Inoltre, un appello è dedicato all’annullamento delle pene per le migliaia di persone imprigionate e condannate nel corso del movimento dei gilets jaunes o di altre lotte che vertono sul bene comune, lotte dei quartieri popolari, ecologiche o che costruiscono una democrazia diretta. Si insiste dunque sulla costruzione di una campagna per la difesa delle libertà pubbliche e dei diritti fondamentali e si propone una piattaforma nazionale per censire i casi di repressione giudiziaria, e sostenerne la difesa in sede legale.

 

 

A lungo termine, come si è detto, la prospettiva municipalista (o comunalista) è stata proposta dai gilets jaunes di Commercy. Anch’essa si presenta sotto forma di appello condiviso dall’Ada: «Noi invitiamo a creare in ogni comune francese o dove sia possibile una o più assemblee cittadine e popolari.
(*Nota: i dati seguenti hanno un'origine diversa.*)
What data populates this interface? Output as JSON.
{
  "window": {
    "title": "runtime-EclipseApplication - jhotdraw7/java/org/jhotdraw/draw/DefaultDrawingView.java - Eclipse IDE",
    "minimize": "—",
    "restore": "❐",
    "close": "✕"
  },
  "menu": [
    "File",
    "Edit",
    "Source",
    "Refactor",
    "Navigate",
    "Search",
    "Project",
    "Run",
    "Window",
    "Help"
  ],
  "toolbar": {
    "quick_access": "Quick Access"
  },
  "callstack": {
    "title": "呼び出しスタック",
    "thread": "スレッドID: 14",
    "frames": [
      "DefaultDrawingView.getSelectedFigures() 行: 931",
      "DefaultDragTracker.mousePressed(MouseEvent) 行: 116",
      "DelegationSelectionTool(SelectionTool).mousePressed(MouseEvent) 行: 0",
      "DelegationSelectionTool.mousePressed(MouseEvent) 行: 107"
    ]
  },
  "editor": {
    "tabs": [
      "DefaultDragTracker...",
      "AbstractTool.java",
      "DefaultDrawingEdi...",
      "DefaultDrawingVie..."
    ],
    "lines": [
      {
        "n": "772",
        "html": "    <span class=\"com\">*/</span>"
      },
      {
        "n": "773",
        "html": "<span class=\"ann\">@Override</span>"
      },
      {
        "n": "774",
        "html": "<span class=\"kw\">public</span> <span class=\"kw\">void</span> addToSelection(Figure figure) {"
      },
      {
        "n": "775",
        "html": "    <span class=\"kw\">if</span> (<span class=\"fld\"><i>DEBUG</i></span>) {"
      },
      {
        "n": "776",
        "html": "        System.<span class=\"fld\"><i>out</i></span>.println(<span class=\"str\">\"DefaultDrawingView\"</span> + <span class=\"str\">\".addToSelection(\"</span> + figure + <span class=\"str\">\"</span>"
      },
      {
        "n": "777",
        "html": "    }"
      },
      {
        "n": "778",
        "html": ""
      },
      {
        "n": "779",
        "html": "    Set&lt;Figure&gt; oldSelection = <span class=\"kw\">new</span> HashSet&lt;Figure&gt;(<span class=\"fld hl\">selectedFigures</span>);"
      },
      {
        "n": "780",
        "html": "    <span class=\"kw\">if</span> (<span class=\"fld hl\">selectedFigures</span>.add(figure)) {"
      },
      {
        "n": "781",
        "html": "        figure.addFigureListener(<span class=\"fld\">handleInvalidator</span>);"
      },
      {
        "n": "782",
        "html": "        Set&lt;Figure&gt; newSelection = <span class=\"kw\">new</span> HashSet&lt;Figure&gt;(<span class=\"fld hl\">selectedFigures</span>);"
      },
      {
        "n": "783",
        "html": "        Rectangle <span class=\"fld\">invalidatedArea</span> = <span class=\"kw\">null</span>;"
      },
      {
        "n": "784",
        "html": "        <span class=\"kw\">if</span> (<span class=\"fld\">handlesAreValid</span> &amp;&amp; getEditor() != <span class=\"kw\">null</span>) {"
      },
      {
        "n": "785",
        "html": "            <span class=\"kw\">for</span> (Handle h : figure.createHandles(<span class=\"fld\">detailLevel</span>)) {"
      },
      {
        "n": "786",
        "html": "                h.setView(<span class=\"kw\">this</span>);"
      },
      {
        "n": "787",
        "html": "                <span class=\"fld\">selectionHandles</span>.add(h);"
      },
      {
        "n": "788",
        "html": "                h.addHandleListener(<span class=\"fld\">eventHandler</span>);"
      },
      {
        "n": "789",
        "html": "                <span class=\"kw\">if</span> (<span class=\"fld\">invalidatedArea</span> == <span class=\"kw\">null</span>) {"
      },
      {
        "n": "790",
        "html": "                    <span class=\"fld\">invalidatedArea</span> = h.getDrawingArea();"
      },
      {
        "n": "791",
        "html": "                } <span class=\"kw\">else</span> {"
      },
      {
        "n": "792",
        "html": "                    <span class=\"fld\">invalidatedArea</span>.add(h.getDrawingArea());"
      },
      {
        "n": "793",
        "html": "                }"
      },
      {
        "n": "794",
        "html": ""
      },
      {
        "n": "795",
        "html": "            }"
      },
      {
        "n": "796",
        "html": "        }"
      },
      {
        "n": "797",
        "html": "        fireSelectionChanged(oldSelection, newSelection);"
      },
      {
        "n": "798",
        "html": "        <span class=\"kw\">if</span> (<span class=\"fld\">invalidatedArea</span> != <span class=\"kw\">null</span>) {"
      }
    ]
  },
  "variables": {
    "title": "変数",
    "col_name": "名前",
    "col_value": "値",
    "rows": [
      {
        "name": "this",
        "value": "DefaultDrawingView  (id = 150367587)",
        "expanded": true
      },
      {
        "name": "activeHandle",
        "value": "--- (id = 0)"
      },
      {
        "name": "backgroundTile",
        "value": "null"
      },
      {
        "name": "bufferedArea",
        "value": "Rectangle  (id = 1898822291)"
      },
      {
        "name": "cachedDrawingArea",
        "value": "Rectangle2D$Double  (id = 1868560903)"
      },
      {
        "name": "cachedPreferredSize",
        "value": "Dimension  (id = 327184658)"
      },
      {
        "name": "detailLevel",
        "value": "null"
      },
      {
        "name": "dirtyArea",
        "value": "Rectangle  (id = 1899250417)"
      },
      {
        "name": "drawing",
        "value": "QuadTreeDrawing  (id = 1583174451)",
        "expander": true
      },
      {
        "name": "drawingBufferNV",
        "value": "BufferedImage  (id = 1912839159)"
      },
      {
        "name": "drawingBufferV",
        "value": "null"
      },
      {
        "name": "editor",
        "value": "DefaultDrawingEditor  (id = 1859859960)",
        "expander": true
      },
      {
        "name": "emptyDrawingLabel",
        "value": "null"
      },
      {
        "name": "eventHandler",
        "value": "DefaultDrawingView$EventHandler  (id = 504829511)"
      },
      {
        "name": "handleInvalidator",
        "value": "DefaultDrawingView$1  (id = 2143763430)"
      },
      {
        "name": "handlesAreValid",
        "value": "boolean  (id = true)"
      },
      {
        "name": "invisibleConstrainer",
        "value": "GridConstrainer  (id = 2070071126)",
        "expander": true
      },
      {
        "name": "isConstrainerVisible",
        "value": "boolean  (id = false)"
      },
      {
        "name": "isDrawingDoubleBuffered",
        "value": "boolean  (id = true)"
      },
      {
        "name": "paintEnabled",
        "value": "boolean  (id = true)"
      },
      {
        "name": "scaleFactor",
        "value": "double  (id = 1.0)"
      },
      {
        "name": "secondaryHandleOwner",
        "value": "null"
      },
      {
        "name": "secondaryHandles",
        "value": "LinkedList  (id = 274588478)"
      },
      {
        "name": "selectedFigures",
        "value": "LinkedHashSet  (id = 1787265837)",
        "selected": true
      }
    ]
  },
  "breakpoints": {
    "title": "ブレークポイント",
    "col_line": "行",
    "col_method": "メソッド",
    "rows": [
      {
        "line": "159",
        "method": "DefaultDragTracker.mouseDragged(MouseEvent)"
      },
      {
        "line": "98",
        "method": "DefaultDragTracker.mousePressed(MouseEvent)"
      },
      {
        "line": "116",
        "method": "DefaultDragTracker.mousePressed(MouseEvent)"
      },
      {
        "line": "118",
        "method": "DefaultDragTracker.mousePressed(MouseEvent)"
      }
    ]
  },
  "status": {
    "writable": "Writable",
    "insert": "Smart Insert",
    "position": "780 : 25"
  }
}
Perché questo potere ci è stato confiscato come lo constatiamo in molteplici ambiti: ecologia, pubblico/privato (privatizzazioni), democrazia, ecc».

 

 

L’insieme delle proposte, degli strumenti di lavoro e degli appelli condivisi dall’AdA dovrà ora essere ridiscusso da ciascun comitato o assemblea locale presente a Saint-Nazaire. Il riferimento alla necessità di «uscire dal capitalismo», contenuto nell’appello finale, ha provocato una vivace discussione. In particolare, alcuni hanno espresso la loro perplessità perché l’uscita dal capitalismo non è una rivendicazione da agire nei confronti della controparte ma un obiettivo di fondo che si conquista con la forza materiale della lotta. Altri, pur dichiarandosi espressamente anti-capitalisti, hanno invece segnalato l’esigenza di preservare l’eterogeneità del movimento, esprimendo nell’appello solo le istanze più largamente “consensuali”. Altri ancora, all’opposto, hanno affermato che l’uscita dal capitalismo è una conseguenza logica delle rivendicazioni dei gilets jaunes. La proposta è stata approvata e ora dovrà essere sottoposta ai comitati locali, come tutto il resto.

In conclusione, occorre anche sottolineare che la “gruppolosità” dei gilets jaunes vada ben al di là dell’insieme dei comitati che si sono ritrovati a Saint-Nazaire. L’AdA si configura, dunque, come un’ipotesi di lavoro e l’espressione di una tendenza all’interno del movimento dei gilets jaunes, senza pretendere di “rappresentarne” la complessità.

Questa si manifesta in molteplici pratiche di lotta e modi di esistenza politica: negli “Atti” del sabato, nell’uso politico delle reti sociali, nella piattaforma digitale alternativa del “Vrai Débat”, nelle “assemblee cittadine”, nei picchetti di fronte ai pedaggi, ai depositi della logistica, alle sedi di Amazon e ai centri commerciali, negli incontri pubblici alla Bourse du Travail di Parigi e nelle sale comunali nei piccoli centri, nei “punti fissi” di informazione nei quartieri e nei mercati rionali, nella costruzione delle capanne nelle rotonde e nelle piazze delle città.